I'm looking for an approach to upgrade the storage. without a great impact.

Initial thoughts - image 40gb onto a bigger drive 80 (at this time) - I may have an issue that the bios my only recognize 120GB of any new hard drive.
Concerns - what about raid and losing data.

2nd thoughts - image 40b (acronis) to another 40 - as backup
- put 2 80 gb drive and restablish raid aray and then image 40 to 80 and let raid build

In the end - may be the best is to wait for a complete server upgrade and in the meantime - just add a new hard drive = transfer as much User data to the new drive and freeing up data for new modules.

Looking for a reasonability check and a good process. I'm paranoid that something will break and I wont be able to put it back together. 

I'm not too familiar with idiosyncrasies of win2000 and it's partitioning or raid issues.

Assistance, direction appreciated.


----------



## Rockn (Jul 29, 2001)

You would have to create an image, create the new array and carve it up the way you want and then restore that image to the new array. If it is just a software mirror, break the current mirror, create an image, put in the new larger drive, restore the image and recreate the mirror once the OS is up and running again. Really depends on the current RAID config and what the server and controller will support.


----------



## HOBOcs (Jan 5, 2004)

Thanks Rockn

This is what I'm going to do.... Thoughts
I have two new 80GB drive (I was going to upgrade to 2 -160GBdrives but I think in the long run the server is going to be replaced anyway - it's old and I thing the new specs are going to require newer technology/features)

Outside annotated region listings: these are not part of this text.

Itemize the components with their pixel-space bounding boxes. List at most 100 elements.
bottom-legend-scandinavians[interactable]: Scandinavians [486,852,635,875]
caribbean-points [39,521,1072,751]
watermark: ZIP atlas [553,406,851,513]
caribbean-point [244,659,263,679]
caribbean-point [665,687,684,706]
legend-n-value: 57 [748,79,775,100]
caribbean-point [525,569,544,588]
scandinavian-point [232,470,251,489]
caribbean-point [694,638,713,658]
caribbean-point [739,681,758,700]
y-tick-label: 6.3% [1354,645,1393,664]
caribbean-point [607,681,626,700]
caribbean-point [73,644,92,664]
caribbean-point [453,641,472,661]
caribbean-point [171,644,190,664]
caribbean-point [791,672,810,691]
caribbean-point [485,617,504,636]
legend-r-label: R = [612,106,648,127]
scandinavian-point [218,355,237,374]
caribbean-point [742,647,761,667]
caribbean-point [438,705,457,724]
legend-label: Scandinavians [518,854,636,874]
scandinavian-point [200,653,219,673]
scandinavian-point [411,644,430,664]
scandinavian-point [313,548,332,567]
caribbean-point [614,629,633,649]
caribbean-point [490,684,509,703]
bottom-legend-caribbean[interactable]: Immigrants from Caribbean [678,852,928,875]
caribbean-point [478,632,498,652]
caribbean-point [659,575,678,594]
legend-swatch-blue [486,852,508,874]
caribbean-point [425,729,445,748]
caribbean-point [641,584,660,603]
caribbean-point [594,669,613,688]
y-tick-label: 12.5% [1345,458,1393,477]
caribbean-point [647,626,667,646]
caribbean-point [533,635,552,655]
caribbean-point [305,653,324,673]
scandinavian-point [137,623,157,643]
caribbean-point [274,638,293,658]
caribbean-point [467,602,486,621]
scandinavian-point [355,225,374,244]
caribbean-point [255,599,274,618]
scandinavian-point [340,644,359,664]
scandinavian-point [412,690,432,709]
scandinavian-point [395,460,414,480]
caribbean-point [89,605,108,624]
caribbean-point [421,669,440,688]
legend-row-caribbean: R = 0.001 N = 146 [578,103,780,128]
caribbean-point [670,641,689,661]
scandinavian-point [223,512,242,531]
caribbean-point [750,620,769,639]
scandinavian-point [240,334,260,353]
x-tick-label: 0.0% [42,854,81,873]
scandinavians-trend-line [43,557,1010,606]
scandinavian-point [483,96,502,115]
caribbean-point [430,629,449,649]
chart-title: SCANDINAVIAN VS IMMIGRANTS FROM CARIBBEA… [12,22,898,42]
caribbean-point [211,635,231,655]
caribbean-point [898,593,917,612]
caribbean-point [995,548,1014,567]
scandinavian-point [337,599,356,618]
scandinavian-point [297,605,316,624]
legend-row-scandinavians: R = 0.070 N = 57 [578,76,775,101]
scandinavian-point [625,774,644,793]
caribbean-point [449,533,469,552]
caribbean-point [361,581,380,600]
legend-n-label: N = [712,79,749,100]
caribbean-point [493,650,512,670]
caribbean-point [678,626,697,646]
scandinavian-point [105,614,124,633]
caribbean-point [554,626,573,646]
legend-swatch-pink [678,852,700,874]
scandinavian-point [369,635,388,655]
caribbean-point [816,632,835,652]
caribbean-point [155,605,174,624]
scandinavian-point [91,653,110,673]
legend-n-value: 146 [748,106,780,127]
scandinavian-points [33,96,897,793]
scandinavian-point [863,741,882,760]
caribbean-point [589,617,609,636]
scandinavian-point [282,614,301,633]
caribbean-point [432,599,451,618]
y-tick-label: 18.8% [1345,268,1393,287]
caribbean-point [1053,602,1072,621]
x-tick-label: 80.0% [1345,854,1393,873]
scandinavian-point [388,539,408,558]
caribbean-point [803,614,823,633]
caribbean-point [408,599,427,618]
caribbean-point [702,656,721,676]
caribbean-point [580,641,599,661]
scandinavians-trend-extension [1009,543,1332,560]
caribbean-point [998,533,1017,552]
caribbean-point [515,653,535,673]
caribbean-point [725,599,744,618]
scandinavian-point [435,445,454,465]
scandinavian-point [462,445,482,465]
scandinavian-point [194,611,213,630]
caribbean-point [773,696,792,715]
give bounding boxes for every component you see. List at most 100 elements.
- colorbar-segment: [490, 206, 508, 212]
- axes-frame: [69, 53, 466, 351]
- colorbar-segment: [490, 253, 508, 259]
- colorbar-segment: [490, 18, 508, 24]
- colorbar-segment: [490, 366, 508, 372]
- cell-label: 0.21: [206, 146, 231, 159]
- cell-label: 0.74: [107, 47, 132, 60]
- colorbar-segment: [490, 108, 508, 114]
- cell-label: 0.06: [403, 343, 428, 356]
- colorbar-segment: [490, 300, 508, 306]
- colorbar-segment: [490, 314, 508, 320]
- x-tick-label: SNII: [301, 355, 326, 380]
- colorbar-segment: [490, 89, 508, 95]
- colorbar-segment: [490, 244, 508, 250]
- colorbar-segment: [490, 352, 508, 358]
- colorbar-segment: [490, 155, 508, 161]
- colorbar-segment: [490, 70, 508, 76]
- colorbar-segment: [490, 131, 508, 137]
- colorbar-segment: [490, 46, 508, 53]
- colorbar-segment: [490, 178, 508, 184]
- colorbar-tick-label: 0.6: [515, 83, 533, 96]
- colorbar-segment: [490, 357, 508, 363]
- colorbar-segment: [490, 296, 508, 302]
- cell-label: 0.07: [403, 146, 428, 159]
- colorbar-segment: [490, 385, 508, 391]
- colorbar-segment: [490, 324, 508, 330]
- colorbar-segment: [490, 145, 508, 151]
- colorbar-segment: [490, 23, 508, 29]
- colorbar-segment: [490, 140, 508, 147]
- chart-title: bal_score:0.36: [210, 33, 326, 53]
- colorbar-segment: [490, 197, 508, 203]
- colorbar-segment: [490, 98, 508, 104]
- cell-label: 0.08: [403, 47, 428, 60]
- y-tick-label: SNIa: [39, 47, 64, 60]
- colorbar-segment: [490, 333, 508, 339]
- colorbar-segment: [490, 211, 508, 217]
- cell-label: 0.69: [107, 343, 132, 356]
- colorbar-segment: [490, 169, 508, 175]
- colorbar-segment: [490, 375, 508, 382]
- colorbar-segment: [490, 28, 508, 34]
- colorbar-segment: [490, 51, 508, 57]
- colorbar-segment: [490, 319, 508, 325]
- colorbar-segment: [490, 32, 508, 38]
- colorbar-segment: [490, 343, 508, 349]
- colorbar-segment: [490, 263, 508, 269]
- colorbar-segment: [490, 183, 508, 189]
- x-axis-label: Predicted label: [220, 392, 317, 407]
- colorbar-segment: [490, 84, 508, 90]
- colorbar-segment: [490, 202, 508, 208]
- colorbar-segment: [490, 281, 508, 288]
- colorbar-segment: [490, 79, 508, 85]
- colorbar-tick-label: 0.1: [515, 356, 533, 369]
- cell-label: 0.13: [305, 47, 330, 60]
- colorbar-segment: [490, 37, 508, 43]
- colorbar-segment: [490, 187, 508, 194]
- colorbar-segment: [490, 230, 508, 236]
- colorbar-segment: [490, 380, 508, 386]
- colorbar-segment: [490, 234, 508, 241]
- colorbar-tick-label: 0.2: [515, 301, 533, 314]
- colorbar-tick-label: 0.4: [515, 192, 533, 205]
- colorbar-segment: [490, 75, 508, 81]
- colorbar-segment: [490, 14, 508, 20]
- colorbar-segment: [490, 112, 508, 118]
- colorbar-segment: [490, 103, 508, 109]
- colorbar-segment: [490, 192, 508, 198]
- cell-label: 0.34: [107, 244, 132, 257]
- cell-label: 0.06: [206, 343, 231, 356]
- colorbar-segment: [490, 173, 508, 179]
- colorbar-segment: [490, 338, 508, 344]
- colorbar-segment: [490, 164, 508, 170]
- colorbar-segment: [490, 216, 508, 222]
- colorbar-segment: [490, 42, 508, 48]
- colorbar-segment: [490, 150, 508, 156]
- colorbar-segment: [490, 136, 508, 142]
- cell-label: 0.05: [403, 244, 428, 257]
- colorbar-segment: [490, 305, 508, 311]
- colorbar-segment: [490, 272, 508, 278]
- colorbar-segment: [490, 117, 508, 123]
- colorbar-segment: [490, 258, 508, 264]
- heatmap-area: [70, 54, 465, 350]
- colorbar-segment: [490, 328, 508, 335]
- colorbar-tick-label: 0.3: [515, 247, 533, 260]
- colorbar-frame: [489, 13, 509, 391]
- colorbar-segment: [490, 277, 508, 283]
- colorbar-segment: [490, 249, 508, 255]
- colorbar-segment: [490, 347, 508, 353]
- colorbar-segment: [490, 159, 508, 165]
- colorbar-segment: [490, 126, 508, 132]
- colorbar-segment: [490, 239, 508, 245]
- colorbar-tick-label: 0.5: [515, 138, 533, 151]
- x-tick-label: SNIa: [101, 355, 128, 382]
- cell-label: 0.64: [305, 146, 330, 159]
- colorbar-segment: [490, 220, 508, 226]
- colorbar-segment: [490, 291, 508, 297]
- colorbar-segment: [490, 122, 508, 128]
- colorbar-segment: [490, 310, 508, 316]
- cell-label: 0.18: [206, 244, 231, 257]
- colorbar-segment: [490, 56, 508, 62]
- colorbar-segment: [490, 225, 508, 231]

1) Remove the Primary 40GB drive and set aside (incase anything happens)
2) Move the Mirror 120 (40GB mirror) as the primary drive - this will break the mirror as if a disk failure occurred.
3) Add a new hard drive and image the Mirror drive to the bigger drive 80 (with Acronis)
4) Remove the mirror 120 dirve (set it asside) and replace with the 80GB as the primary
5) Add the second 80gb as the mirror and then reconfigure the mirror.


----------



## Rockn (Jul 29, 2001)

Not going to work that way. Break the mirror first, create an image with whatever software, insert the 120GB drive, restore image to that drive. Make sure it is using the full capacity or diskpart it and make it use all of it. Install the second 120GB hard drive and create the mirror again.


----------



## HOBOcs (Jan 5, 2004)

What part won't work? not sure
1) I wish to keep the 40Gb intack so that if I need to recover the way it was .. so just removing should be ok.. Right? and putting it aside for safe keeping. and then work with the mirror drive. I didn't want to break before

2) if I break the mirror, is it just like having two seperate drives a 40 and a 120? I assume so..
I also assume that I could reboot from the the existing 40 without any issues - prior to doing anything.

3) Then Image the 40 onto a new 80 GB (porportional) and then add another 80Gb as the new mirror drive.... then reestablish a mirror.
Acronis allows me to image propotional partitions - yes it will be to the full extent of the 80GB drive.


----------



## HOBOcs (Jan 5, 2004)

Follow-up ....Got it.


----------



## HOBOcs (Jan 5, 2004)

Trying to Clone drive and the Windows 2000 40gb is showing as a "Dynamic" drive 
It appears that Aconis will only clone "Basic" 
Can the drive be converted to a Basic disk without losing anything.?


----------